When Jurassic Park came out it displayed some of the greatest achievements in special effects up to that point, in both animatronics as well as CGI. This seemingly realistic display of dinosaurs was so successful that the film spawned three sequels, all of which were box office hits.
9. The Man Who Would Be King (John Huston, 1975)
Legendary director John Huston helms this film based on a short story of the same title by Rudyard Kipling. The film stars Michael Caine and Sean Connery as two British officers from the Indian Army who, not wanting to return to their dreary lives in England, set out on an adventure into Kafiristan (Afghanistan) to steal treasures from primitive tribes.
They find a tribe who treat them as gods, but tensions rise between the two as greed, women and power intervene.The film’s exotic scenery and relatable themes make it both exceedingly entertaining as well as dramatically powerful.
Caine and Connery, real life friends, give brilliantly fun and entertaining performances which make their eventual breakdown all the more powerful. Christopher Plum also plays a smaller role as Rudyard Kipling himself, who hears of the tale firsthand. The Man Who Would Be King, nominated for four Academy Awards, was seen as somewhat of a return to form for Huston, who appears on this several times, due to his brilliance in combining the adventurous spirit with solid thematic content.
8. King Kong (Merian C.Cooper & Ernest B. Schoedsack, 1933)
King Kong is one of the most iconic and influential adventure film of all time. This pre-code picture follows the cast and crew of a new film by director Carl Denham as they travel to a remote site called “Skull Island” to shoot a jungle movie. When they arrive at the island, they find a group of natives who are about to sacrifice a young woman to a mysterious creature named “Kong.”
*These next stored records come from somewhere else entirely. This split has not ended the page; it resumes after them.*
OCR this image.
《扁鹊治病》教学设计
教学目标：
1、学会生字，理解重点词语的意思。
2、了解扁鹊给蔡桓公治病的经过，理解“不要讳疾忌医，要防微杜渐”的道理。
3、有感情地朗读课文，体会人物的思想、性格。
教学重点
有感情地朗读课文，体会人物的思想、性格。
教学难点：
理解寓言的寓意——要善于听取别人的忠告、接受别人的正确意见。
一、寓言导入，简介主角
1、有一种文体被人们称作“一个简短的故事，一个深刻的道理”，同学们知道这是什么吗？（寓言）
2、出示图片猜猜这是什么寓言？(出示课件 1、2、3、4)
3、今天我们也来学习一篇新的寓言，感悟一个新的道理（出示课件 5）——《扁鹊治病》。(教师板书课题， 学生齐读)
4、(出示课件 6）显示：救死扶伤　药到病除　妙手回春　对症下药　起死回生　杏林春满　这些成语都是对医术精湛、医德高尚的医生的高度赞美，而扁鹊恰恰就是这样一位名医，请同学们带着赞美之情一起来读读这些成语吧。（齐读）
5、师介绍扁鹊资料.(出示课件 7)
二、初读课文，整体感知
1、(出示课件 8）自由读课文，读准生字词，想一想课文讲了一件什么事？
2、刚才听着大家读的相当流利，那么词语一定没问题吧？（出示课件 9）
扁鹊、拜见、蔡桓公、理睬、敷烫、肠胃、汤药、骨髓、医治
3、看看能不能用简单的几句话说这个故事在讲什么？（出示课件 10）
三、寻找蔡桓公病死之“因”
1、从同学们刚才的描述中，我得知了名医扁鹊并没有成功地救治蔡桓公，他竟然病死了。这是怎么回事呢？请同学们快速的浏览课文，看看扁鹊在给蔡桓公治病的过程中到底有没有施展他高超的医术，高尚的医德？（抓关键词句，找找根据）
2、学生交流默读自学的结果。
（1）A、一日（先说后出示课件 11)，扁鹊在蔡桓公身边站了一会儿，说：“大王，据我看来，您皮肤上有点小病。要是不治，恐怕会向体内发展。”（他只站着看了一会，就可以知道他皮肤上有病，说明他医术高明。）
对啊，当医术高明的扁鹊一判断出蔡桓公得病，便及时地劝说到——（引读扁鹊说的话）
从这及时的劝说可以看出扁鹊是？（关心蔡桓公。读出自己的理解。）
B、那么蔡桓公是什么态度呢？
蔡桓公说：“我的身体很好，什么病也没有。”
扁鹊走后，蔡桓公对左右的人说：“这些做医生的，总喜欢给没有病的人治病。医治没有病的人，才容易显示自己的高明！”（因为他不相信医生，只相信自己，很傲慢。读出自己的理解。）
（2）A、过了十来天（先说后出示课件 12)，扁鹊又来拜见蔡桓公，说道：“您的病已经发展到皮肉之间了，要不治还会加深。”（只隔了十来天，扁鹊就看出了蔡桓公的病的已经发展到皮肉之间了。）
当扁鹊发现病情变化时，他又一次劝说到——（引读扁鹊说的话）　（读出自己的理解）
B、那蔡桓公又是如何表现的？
When the natives see the beautiful leading lady, played by Fay Wray, they offer to trade several of their women for her but the crew, of course, refuses. That night however, she is stolen and put out as a sacrifice for Kong, who turns out to be a gigantic ape. The crew then has to go and rescue her, facing the creature and many other gigantic beasts.
Remade twice and responsible for countless other films, King Kong has managed to remain in the public consciousness for almost one hundred years. Made during the height of the exploitation/jungle film craze of the 1930s, the movie used the standard format of the genre as a jumping off point, helping the monster movie craze as well as bringing credibility to adventure films.